Why IV Iron?
Built for Princeton women
You delivered at Princeton Medical Center six months ago. Your ferritin came back at 18 at your six-week visit. Your OB said "try oral iron." You're still doing Princeton Public Schools drop-offs on four hours of sleep, juggling Northeast Corridor commutes to NYC or Philly, and your hair is coming out in the shower. Or maybe you're not postpartum at all maybe you're faculty at the university or a researcher at one of the biotechs off Route 1, and you've been tracking your own ferritin for years.
Most Princeton women we see are postpartum, dealing with years of heavy cycles, or clinically literate professionals who arrive already knowing whether they want Venofer®, Injectafer, or Monoferric. They end up in the ferritin "gray zone" — iron stores between 15 and 30 ng/mL, where bloodwork looks normal but exhaustion is real. Hair sheds. Nails split. Brain fog makes it hard to finish a sentence. Many women experience postpartum hair loss after a Princeton Medical Center delivery that oral iron alone doesn't resolve.

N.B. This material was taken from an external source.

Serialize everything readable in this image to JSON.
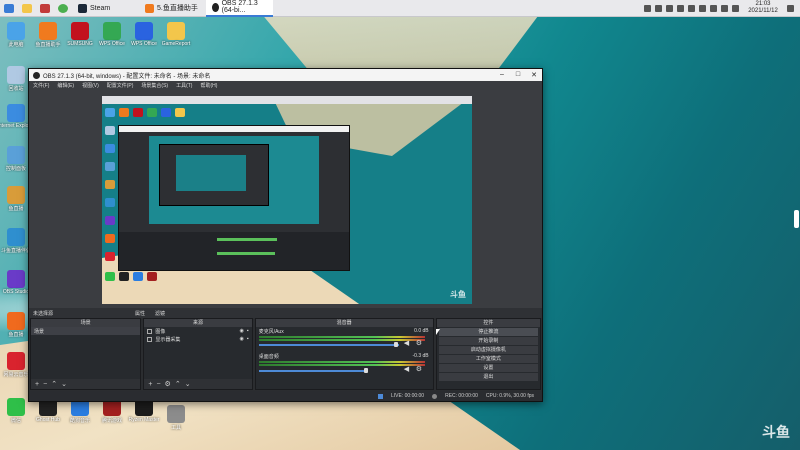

Many local OBs at Penn Medicine and Princeton Medicine Associates flag low ferritin at the postpartum checkup but don't offer in-office infusions, and hospital infusion-suite referrals take weeks.
Oral iron takes three to six months to work — if you can tolerate the stomach cramps and constipation. A Princeton Medical Center infusion suite visit means half a day: scheduling delays, hospital parking off Plainsboro Road, waiting rooms. Hard to manage between Northeast Corridor commutes, campus teaching schedules, or a 6-week-old at home.